Researchers from the University of East Anglia (UEA) have developed an advanced model that identifies at least three distinct subtypes of osteosarcoma, a rare and aggressive form of bone cancer, which could have a significant impact on clinical trials and patient treatment. Funded by Children with Cancer UK, the breakthrough uses a machine learning technique called Latent Process Decomposition (LPD) to analyze genetic data and categorize patients more accurately. The research is published in Briefings in Bioinformatics.
Osteosarcoma, which primarily affects children and teenagers, has long been treated with a single approach, using chemotherapy and surgery. But only some patients respond well to these treatments.
“Since the 1970s osteosarcoma has been treated using untargeted chemotherapy and surgery, which sometimes results in limb amputation as well as the severe and lifelong side effects of the chemotherapy,” said lead author Darrell Green, PhD, a lecturer and group leader at UEA Norwich Medical School.

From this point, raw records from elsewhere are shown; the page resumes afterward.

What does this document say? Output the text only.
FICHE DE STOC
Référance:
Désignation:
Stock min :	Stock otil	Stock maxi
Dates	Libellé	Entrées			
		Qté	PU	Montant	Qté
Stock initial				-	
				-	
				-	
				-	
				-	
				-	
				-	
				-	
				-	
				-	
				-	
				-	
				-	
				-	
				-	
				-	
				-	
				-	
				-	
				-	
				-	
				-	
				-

Historically, clinical trials for osteosarcoma have been difficult to conduct due to the heterogeneity found in osteosarcoma, and many have been deemed failures, as the total number of responders to new therapies remained low. However, this new research found that previous trials may not have been assessed accurately given what the team uncovered.
“The new medicines were not a total ‘failure’ as was concluded; rather, the drugs were not successful for every patient with osteosarcoma but could have become a new treatment for select patient groups,” Green noted.
By grouping patients based on their genetic profiles using LPD, doctors could more effectively match treatments to individual subtypes of the disease, potentially improving the chances of success in clinical trials. The model detects “functional states” within tumors, recognizing the differences that exist even within a single tumor, which previous models didn’t do.
“We have used a more sophisticated unsupervised Bayesian method, which considers individual tumor sample heterogeneity (where previous methods do not),” the researchers wrote.
Using LPD, the investigators defined three distinct subtypes of osteosarcoma, one of which showed a particularly poor response to the standard chemotherapy regimen, MAP (methotrexate, doxorubicin, and cisplatin). The researchers hope that this new method will allow for more targeted treatments, ultimately improving patient outcomes.
“When patients can be treated using targeted drugs specific to their cancer subtype, this will facilitate a move away from standard chemotherapy,” Green added.
The research also identified a core set of eight genes consistently dysregulated in osteosarcoma, which could serve as potential biomarkers for future diagnostic and therapeutic purposes. These genes, some of which have previously been linked to poor prognosis, could help identify high-risk patients and guide treatment decisions.
Despite the promising results, the study’s researchers acknowledge the limitations of their work, particularly the small dataset used to develop the model and the challenges posed by limited biopsy material. However, they are optimistic that as more data becomes available, the LPD model will continue to improve.
The identification of osteosarcoma subtypes could change the landscape of clinical trials. With better patient stratification methods, new drugs could be tested with a higher likelihood of success. The hope is that this approach will lead to better survival rates, which have remained stagnant at around 50% for the past 45 years.
“In the future, clinical trials should group patients with osteosarcoma according to their subtype (based on gene expression) so that treatment is tailored to their disease,” the researchers noted. “We expect that this new diagnostic labeling followed by stratified treatment will significantly improve osteosarcoma survival.”